Menik yang banyak menerima pertanyaan dari para perempuan, termasuk Tumi yang datang membantunya di dapur tidak banyak menjawab. Menik memilih diam. Menik tidak mau berkata - kata yang mungkin justru kalimat - kalimatnya akan membuat para perempuan bingung dan kaget. Menik menyibukan diri. Dan menghindar setiap kali ada perempuan yang bertanya tentang yu Jumprit. 
Kliwon yang dikerumini para perjaka juga tidak banyak berkata - kata. Kliwon tanpak tidak peduli akan kematian yu Jumprit. Kliwon tidak mau menanggapi omongan para perjaka yang mengira - ira. Yang berandai - andai. Kliwon terus menjejali mulutnya dengan rokok, dan duduk santai di teras rumah sambil terus menerima ucapan bela sungkawa dari orang. Di wajah Kliwon tak ada nampak wajah yang sedih. 
Pak Pedut juga terdiam di ruang tamu. Dirinya hanya bisa berucap aku tidak tahu setiap kali orang menanyakan tentang yu Jumprit, sambil sesekali mengusap air matanya. 
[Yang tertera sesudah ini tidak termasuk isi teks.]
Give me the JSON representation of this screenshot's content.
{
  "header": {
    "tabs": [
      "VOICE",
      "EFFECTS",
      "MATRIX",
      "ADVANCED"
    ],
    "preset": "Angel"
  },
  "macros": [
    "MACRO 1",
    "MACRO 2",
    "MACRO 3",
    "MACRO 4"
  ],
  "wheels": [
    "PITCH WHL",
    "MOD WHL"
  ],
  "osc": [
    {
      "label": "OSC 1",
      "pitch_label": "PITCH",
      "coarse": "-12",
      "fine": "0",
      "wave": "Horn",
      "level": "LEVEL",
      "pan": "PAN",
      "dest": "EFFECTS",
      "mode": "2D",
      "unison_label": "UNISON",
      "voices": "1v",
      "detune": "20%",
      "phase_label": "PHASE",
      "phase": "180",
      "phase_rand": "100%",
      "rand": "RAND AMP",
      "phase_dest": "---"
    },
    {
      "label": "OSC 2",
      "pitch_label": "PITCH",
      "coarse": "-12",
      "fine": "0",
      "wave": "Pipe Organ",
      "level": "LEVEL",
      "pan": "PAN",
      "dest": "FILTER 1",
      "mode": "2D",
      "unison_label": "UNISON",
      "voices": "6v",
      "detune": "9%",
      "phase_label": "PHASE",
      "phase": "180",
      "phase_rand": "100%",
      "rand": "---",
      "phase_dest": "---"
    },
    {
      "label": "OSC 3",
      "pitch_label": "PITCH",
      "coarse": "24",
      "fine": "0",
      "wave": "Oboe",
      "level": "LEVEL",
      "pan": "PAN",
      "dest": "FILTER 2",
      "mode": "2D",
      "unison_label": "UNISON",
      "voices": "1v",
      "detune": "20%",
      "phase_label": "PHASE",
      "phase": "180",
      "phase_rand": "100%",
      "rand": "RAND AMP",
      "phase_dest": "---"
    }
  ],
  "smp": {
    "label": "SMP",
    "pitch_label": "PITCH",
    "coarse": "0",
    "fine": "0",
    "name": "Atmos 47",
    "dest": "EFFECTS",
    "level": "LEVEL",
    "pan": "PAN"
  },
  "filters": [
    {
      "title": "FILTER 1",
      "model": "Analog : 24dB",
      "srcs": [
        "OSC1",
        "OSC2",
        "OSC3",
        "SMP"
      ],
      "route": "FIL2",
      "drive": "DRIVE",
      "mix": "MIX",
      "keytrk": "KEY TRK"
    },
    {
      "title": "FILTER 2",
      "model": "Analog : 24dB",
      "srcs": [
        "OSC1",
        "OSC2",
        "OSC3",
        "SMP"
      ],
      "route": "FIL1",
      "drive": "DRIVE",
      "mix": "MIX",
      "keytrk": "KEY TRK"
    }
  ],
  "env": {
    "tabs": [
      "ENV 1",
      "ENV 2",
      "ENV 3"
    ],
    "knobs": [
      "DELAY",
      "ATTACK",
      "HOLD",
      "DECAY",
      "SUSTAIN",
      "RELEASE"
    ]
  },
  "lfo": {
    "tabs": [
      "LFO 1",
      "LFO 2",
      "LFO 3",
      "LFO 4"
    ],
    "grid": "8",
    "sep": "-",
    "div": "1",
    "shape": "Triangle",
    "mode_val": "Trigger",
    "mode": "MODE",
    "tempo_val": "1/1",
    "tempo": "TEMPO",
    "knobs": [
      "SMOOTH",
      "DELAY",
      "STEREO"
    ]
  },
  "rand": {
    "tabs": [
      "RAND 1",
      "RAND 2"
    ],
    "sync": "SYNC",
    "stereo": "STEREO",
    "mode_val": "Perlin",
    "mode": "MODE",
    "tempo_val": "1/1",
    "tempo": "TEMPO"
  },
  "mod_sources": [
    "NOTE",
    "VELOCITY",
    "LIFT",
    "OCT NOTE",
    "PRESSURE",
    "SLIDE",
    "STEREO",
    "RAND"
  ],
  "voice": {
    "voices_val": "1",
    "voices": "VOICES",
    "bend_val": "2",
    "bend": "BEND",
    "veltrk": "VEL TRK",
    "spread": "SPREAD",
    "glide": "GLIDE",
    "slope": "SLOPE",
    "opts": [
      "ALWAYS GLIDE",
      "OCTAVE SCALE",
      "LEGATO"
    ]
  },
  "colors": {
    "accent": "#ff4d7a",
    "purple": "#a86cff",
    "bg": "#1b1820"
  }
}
bersambung ................



Selasa, 30 Oktober 2012


Cubung Wulung 

                                                                                                             edohaput 


Keempatpuluhtiga

Menik dan Gudel menjadi terdiam. Mata mereka hanya bisa menatap sandal yu Jumprit yang ada di amben dapur tempat mereka duduk. Pikiran Menik dan Pikiran Gudel sibuk bertanya - tanya mengapa sandal yu Jumprit bisa ada di pinggir kali. Apakah malam itu yu Jumprit tidak pergi ke keramaian melihat tontonan di halaman rumah pak Lurah, melainkan malah ke pergi ke kali di dekat kuburan dusun ? Rasanya tidak ketemu akal jika yu Jumprit melakukan itu. Jikat tidak mengapa sandal itu bisa ada disana. Apakah malam itu yu Jumprit diajak seseorang laki - laki ke tempat yang jauh dari orang ? Bisa juga. Sebab yu Jumpit janda. Mungkin yu Jumprit juga ingin merasakan sesuatu yang sudah lama tidak dinikmati. Tidak ketemu akal juga jika demikian. Karena selama ini yu Jumprit sudah tidur sekamar bersama pak Pedut ayahnya. Tetapi bisa saja yu Jumpit tidak puas dengan ayahnya. Menik terus mencoba menghubung - hubungkan rekaan dalam pikirannya. 
Lain lagi apa yang ada di benak Gudel. Yu Jumprit pasti pegi nenepi. Nenepi untuk menambah kesaktiannya. Atau mungkin yu Jumprit mendapat wangsit untuk pergi bertapa beberapa hari agar jimat yang dipegangnya menjadi semakin sakti. Atau mungkin yu Jumprit sedang menayuh jimat. Yu Jumprit barangkali ingin tahu mengapa jimat justru diberikan kepadanya oleh Nyi Ramang. Bukan kepada pak Pedut, Kliwon atau Menik. Dengan menayuh jimat di tempat yang sepi dengan cara bersemedi barangkali yu Jumprit akan mendapat jawabannya.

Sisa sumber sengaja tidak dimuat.